Provengono da varie parti d’Italia (Cava dei Tirreni, Nardò, Robecchetto con Induno (MI), Roma, Udine) gli studenti delle cinque scuole che sono saliti sul podio della quattordicesima edizione per ricevere il premio in una diretta sui canali Youtube e Facebook dell’organizzazione. La maratona ha visto protagonisti in diretta social studenti ed insegnanti delle scuole vincitrici e delle altre scuole che hanno ricevuto una menzione speciale per aver realizzato progetti innovativi nell’ambito della sicurezza scolastica, della cittadinanza attiva, dell’educazione al benessere.

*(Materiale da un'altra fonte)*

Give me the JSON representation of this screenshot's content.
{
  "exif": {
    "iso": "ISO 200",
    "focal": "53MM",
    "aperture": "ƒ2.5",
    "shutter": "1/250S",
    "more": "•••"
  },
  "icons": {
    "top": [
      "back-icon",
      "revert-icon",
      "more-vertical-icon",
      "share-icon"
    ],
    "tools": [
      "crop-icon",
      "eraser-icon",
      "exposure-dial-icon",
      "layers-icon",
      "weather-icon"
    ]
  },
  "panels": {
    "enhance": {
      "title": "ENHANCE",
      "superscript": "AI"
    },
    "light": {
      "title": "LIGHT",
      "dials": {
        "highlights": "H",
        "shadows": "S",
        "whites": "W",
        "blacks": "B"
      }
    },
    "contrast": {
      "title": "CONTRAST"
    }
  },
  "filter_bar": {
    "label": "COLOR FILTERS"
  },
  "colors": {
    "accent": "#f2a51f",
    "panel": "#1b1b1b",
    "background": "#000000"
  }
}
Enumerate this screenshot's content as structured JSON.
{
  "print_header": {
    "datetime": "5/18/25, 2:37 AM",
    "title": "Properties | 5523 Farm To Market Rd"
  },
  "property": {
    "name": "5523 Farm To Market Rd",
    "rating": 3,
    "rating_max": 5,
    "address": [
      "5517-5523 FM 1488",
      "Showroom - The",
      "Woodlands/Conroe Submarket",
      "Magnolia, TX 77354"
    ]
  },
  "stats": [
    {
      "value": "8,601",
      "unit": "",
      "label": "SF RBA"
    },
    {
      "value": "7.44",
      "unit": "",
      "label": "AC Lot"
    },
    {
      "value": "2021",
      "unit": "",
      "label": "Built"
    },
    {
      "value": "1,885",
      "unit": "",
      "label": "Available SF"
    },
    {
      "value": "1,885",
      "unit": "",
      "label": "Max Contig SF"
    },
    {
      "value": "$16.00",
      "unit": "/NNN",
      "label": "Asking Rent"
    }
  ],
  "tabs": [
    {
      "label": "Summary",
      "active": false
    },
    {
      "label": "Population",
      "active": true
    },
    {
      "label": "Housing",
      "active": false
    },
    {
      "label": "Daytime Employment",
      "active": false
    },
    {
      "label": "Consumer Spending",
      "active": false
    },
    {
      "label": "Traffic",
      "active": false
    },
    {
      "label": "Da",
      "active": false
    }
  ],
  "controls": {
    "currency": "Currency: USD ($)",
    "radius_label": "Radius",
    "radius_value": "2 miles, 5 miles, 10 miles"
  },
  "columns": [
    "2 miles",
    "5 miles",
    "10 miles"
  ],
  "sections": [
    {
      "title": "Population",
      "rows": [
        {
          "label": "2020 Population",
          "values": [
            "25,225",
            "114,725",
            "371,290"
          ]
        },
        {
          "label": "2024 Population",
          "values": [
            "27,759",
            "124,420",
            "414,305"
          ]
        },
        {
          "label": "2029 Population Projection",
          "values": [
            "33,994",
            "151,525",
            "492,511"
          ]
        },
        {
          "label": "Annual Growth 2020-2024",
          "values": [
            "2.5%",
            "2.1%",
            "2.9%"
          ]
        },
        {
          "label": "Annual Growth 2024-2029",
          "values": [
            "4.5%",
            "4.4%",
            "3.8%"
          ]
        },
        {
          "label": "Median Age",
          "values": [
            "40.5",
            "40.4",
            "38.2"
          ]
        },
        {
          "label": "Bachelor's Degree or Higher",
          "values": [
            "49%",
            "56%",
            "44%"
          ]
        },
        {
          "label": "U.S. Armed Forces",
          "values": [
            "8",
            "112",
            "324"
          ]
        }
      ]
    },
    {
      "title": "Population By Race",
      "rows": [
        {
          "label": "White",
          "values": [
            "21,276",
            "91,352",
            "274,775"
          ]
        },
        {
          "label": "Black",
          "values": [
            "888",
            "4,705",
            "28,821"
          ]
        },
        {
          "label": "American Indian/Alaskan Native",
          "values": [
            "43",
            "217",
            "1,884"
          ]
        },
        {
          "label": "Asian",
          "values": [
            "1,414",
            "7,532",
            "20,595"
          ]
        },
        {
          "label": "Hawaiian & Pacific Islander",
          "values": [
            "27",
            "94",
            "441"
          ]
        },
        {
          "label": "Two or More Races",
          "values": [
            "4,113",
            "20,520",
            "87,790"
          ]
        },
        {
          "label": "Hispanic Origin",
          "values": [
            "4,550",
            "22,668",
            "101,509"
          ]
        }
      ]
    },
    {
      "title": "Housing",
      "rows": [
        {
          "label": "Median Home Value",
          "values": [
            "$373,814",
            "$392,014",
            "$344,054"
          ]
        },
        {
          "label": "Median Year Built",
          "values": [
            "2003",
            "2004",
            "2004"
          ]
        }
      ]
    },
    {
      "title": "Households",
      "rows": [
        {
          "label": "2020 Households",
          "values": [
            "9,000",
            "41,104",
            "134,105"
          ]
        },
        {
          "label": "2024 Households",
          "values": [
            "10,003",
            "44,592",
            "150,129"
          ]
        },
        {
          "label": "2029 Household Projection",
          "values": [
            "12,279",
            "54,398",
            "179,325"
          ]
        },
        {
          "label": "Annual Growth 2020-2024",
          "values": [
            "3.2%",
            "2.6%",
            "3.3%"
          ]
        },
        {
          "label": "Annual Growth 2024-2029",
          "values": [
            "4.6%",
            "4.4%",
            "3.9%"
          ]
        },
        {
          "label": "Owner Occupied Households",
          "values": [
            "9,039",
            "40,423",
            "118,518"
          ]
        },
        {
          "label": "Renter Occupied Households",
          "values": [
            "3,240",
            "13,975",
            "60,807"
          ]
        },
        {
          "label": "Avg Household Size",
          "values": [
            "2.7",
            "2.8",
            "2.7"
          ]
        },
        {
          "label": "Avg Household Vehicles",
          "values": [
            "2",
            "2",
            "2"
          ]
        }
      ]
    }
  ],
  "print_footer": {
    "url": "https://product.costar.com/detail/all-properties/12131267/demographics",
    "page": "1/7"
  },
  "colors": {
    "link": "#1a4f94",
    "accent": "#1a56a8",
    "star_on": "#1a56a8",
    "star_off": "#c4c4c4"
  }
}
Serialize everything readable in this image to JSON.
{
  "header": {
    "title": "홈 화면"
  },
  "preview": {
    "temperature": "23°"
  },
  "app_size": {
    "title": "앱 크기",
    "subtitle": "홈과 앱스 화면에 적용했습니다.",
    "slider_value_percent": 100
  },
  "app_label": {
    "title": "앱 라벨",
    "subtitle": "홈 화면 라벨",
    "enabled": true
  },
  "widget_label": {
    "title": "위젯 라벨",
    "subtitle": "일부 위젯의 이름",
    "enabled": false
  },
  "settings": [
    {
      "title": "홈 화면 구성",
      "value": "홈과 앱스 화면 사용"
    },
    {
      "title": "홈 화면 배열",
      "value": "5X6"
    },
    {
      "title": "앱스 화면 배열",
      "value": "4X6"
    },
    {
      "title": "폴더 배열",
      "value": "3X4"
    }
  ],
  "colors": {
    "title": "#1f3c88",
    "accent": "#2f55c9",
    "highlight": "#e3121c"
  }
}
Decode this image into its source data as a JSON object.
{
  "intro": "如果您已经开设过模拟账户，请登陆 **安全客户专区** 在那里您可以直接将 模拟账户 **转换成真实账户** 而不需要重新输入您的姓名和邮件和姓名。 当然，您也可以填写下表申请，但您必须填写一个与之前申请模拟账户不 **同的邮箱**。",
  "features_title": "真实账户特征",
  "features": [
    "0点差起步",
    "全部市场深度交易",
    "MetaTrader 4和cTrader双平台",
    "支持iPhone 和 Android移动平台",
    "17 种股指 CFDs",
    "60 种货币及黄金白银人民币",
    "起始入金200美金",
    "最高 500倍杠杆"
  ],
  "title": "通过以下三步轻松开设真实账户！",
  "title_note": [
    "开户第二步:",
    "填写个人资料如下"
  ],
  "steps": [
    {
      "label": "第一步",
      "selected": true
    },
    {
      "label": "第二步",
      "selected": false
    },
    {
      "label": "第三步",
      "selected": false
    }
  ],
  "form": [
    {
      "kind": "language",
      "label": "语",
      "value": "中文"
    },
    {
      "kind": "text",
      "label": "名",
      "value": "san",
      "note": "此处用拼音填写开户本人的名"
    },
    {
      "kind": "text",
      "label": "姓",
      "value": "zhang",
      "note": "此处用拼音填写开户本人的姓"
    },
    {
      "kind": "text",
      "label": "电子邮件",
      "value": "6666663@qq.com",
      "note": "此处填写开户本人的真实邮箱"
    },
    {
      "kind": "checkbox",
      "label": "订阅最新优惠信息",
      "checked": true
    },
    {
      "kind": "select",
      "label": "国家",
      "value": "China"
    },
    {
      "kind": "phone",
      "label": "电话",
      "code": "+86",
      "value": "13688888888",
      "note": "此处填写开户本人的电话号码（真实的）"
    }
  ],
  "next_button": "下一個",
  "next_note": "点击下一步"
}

Con il progetto “Liberi per vivere”, il  Liceo delle Scienze Umane del “Galilei”, è risultato vincitore del  premio dell’ area “Educazione al Benessere” per la realizzazione di un percorso progettuale che ha coinvolto le studentesse e gli studenti delle classi seconde e delle classi quinte in una complessa ricerca educativo-didattica finalizzata  a riconoscere e individuare negli adolescenti la presenza di fattori che predispongono all’emergere di disagi (percezione di sé, del proprio corpo e rapporto col cibo; gestione dell’aggressività e delle relazioni affettive; rapporto con i social e con le nuove tecnologie; uso e abuso di fumo, alcol, droga e farmaci), con l’obiettivo finale di valorizzare e promuovere la libertà da ogni forma di dipendenza. Il progetto ha poi impegnato i ragazzi in un percorso di “educazione razionale-emotiva” volto a prevenire e contrastare ogni forma di disagio adolescenziale.

Non possiamo che augurarci che  questo premio sia di buon auspicio per gli studenti e le studentesse che hanno da poco lasciato il liceo per intraprendere un percorso universitario, per tutti quelli che sono rientrati a scuola per la prima volta dopo quell’indimenticabile quattro marzo e per noi docenti del Liceo delle Scienze Umane che, oggi più che mai, ci sentiamo in dovere di rinnovare la nostra scelta verso una scuola inclusiva, impegnata a promuovere il benessere psico-sociale anche attraverso una didattica orientata allo sviluppo di competenze emotive indispensabili per il successo formativo.